I am looking for a clean way to check if a registry key exists. I had assumed that RegOpenKey would fail if I tried to open a key that didn't exist, but it doesn't.
I could use string processing to find and open the parent key of the one I'm looking for, and then enumerating the subkeys of that key to find out if the one I'm interested in exists, but that feels both like a performance hog and like a weird way to have to implement such a simple function.
I'd guess that you could use RegQueryInfoKey for this somehow, but MSDN doesn't give too many details on how, in case it's possible.

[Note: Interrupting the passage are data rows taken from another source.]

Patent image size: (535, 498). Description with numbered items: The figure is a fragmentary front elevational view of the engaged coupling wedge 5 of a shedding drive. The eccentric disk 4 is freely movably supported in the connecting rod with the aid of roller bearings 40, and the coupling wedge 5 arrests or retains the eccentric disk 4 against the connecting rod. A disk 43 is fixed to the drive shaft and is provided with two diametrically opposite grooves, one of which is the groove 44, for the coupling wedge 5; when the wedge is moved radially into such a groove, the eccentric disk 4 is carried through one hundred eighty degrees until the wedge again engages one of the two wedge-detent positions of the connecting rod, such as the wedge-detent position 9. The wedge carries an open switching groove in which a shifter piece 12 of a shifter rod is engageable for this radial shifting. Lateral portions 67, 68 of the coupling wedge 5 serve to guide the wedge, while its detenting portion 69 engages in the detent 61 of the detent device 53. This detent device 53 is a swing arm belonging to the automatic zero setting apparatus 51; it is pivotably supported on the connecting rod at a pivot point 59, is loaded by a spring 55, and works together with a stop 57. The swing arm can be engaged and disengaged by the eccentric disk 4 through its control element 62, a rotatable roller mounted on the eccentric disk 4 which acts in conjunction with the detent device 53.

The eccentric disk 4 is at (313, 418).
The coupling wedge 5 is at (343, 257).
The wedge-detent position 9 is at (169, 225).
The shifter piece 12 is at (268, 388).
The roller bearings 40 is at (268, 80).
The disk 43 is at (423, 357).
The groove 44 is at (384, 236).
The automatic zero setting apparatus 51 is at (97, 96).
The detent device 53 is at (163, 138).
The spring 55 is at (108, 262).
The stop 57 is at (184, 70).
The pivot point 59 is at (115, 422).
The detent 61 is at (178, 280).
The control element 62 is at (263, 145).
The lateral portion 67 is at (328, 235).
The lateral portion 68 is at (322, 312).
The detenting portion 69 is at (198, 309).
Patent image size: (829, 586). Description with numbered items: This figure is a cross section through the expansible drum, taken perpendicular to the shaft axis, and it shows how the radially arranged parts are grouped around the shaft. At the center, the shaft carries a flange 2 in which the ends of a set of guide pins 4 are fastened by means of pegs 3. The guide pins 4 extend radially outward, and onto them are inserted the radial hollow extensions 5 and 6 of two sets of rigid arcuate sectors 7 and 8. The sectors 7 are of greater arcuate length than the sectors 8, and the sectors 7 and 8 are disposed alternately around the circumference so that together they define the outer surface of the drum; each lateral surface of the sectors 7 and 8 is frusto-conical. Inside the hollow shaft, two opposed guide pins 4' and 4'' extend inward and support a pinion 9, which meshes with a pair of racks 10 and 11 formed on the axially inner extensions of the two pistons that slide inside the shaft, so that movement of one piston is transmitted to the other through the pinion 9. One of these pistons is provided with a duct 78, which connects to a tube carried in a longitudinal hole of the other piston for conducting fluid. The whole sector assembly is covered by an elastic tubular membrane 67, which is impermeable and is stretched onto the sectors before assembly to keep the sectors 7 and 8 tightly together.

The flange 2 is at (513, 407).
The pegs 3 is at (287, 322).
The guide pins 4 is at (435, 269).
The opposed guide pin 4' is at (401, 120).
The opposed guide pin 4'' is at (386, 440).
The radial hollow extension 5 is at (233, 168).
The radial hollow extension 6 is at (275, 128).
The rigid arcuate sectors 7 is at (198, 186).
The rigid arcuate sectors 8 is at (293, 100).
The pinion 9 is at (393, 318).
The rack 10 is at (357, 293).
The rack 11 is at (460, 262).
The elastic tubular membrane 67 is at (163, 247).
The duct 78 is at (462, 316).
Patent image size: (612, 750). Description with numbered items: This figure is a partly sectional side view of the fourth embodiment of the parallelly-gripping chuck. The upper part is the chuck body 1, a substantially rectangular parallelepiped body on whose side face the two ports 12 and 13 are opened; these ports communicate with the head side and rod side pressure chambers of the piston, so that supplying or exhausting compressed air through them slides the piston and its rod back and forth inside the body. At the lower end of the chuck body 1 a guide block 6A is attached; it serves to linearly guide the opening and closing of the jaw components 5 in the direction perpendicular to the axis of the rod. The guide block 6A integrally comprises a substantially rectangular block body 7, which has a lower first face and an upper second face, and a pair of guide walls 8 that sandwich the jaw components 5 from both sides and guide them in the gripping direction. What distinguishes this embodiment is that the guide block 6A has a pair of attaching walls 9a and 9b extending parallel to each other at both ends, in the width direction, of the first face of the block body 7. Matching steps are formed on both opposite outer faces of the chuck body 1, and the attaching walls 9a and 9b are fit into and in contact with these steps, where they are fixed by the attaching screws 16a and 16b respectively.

Update: I need the solution in straight win32 api, not in managed code, .NET or any other library.
The docs in MSDN seem to indicate that you should be able to open a key for read permission and get an error if it doesn't exist, like this:
lResult = RegOpenKeyEx (hKeyRoot, lpSubKey, 0, KEY_READ, &hKey);
if (lResult != ERROR_SUCCESS)
{
if (lResult == ERROR_FILE_NOT_FOUND) {
However, I get ERROR_SUCCESS when I try this.
Update 2: My exact code is this:
HKEY subKey = nullptr;
LONG result = RegOpenKeyEx(key, subPath.c_str(), 0, KEY_READ, &subKey);
if (result != ERROR_SUCCESS) {
... but result comes out as ERROR_SUCCESS, even though I've put in a key that does not exist.
Update 3: It looks like you guys are right. This fails on one specific test example (mysteriously). If I try it on any other key, it returns the correct result. Doublechecking it with the registry editor still does not show the key. Dunno what to make of that at all.